Three for Five II

“How long did it take for you to make this?”

Most people ask me this question when they look at my drawings. It is hard to say how long it takes. I do not finish them in one sitting. I start, stop, start, and then repeat. It gets even worse. I have been known to finish a drawing, erase it all, start again, finish a drawing, erase it, and draw it yet again. I am a sucker for punishment.

Don’t you believe me? Let me prove it to you.

DSCF2026-357x500

This was the first of many stages that were erased or covered up with gesso or more drawing to create pentimento. I regret erasing this drawing, but I did it nonetheless.

DSCF3496

No other photo remains of this middle panel. I erased most of the green and purple drawing, covered it with gesso, and made this version. It did work as a triptych but it was too illustrative for me. That is not necessarily a bad thing, but it was not what I wanted. I erased the middle panel, but I still have the ones on the left and the right.

DSCF3817

DSCF3820

I actually did a third drawing. The underlying layers created one difficulty after another. Since I used gesso on top of a light layer of grease left by the colour pigments and then used washes on top of that, it started peeling as I was working and more so when I was almost finished the third version. I peeled off all of the second layer of gesso and redid the drawing, so technically I drew four versions! I must have been insane.

IMG_1560

This was the end result. It has more layers and is much more complex in its vibrancy than earlier drawings. It is really difficult to photograph, too!

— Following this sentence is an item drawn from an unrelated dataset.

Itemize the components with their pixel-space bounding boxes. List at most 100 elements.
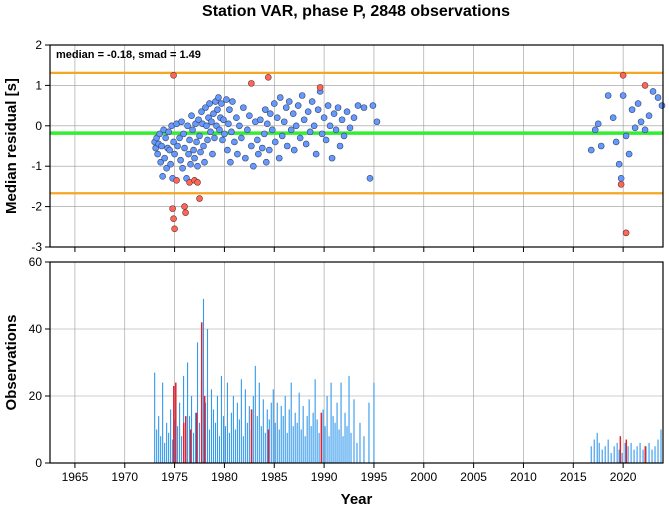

Why end up with one drawing when I could have had four? I am a sucker for punishment. Each one is an experiment. I also used pentimento to develop some richness. What is pentimento? The dictionary defines it as a trace of an earlier painting beneath a layer or layers of colour. I remember how my basic design professor, Juan Gomez Peralez, explained it. When you erase a pencil line on a piece of paper, you might think that you have erased it but something remains. It might be an indentation, a smudge, or a slight remnant of colour. This will then continue to exist underneath whatever is placed upon it and possibly enrich what comes next. It adds flavour or depth.